Translated by John Dryden

These are the most remarkable passages that are come to our knowledge
concerning Eumenes and Sertorius. In comparing their lives, we may
observe that this was common to them both; that being aliens, strangers,
and banished men, they came to be commanders of powerful forces, and
had the leading of numerous and warlike armies, made up of divers
nations. This was peculiar to Sertorius, that the chief command was,
by his whole party, freely yielded to him, as to the person of the
greatest merit and renown, whereas Eumenes had many who contested
the office with him, and only by his actions obtained the superiority.
They followed the one honestly, out of desire to be commanded by him;
they submitted themselves to the other for their own security, because
they could not command themselves. The one, being a Roman, was the
general of the Spaniards and Lusitanians, who for many years had been
under the subjection of Rome; and the other, a Chersonesian, who was
chief commander of the Macedonians, who were the great conquerors
of mankind, and were at that time subduing the world. Sertorius, being
already in high esteem for his former services in the wars and his
abilities in the senate, was advanced to the dignity of a general;
whereas Eumenes obtained this honour from the office of a writer,
or secretary, in which he had been despised. Nor did he only at first
rise from inferior opportunities, but afterwards, also, met with greater
impediments in the progress of his authority, and that not only from
those who publicly resisted him, but from many others that privately
conspired against him. It was much otherwise with Sertorius, not one
of whose party publicly opposed him, only late in life, and secretly,
a few of his acquaintance entered into a conspiracy against him. Sertorius
put an end to his dangers as often as he was victorious in the field,
whereas the victories of Eumenes were the beginning of his perils,
through the malice of those that envied him. 

Their deeds in war were equal and parallel, but their general inclinations
different.
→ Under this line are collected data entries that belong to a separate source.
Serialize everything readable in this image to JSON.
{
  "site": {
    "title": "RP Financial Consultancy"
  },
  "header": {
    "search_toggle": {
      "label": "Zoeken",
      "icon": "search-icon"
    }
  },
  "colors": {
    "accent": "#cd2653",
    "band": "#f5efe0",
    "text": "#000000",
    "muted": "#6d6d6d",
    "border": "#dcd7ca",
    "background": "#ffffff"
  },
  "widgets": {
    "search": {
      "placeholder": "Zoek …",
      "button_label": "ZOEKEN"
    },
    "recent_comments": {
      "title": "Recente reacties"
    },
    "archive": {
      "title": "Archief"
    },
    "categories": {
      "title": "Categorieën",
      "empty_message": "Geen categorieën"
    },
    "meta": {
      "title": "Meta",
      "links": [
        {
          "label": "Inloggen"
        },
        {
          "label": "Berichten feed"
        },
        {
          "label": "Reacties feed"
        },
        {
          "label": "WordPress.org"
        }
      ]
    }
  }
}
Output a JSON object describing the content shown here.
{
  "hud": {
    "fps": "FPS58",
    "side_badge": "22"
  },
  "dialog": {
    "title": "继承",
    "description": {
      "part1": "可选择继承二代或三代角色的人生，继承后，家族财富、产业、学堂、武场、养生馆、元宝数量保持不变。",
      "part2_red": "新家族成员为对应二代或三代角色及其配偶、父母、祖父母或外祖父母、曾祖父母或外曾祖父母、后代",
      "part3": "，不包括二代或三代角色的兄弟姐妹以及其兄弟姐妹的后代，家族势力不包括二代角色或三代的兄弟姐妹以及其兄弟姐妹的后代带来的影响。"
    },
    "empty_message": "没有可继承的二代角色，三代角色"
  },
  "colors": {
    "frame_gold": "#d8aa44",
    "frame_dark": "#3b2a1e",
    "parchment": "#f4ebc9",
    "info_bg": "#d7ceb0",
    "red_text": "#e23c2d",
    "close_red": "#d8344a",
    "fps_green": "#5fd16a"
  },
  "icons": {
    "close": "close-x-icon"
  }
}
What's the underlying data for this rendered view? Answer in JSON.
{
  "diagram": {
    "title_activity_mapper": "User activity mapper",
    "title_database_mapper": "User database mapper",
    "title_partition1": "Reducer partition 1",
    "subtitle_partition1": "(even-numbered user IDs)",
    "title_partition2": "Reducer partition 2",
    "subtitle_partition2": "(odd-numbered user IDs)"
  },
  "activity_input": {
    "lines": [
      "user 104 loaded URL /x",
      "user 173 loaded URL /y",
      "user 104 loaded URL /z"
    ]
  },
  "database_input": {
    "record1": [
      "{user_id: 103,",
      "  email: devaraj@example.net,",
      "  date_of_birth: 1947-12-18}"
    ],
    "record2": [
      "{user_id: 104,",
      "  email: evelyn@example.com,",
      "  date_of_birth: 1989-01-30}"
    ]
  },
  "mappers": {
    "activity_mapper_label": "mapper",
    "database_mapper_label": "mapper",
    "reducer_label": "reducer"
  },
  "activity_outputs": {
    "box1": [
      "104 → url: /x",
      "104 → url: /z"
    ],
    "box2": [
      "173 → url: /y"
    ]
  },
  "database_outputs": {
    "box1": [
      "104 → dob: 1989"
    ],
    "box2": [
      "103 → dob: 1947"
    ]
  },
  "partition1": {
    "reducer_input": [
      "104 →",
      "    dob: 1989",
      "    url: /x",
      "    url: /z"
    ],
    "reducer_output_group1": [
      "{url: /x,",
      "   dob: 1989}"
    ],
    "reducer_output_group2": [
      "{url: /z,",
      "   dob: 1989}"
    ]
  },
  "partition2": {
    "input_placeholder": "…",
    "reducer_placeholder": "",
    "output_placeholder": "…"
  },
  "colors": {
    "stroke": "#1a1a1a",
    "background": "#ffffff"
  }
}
Eumenes naturally loved war and contention, but Sertorius
esteemed peace and tranquillity; when Eumenes might have lived in
safety, with honour, if he would have quietly retired out of their
way, he persisted in a dangerous contest with the greatest of the
Macedonian leaders; but Sertorius, who was unwilling to trouble himself
with any public disturbances, was forced, for the safety of his person,
to make war against those who would not suffer him to live in peace.
If Eumenes could have contented himself with the second place, Antigonus,
freed from his competition for the first, would have used him well,
and shown him favour, whereas Pompey's friends would never permit
Sertorius so much as to live in quiet. The one made war of his own
accord, out of a desire for command; and the other was constrained
to accept of command to defend himself from war that was made against
him. Eumenes was certainly a true lover of war, for he preferred his
covetous ambition before his own security; but Sertorius was truly
warlike, who procured his own safety by the success of his arms.

As to the manner of their deaths, it happened to one without the least
thought or surmise of it; but to the other when he suspected it daily;
which in the first argues an equitable temper, and a noble mind, not
to distrust his friends; but in the other it showed some infirmity
of spirit, for Eumenes intended to fly and was taken. The death of
Sertorius dishonoured not his life; he suffered that from his companions
which none of his enemies were ever able to perform. The other, not
being able to deliver himself before his imprisonment, being willing
also to live in captivity, did neither prevent nor expect his fate
with honour or bravery; for by meanly supplicating and petitioning,
he made his enemy, that pretended only to have power over his body,
to be lord and master of his body and mind.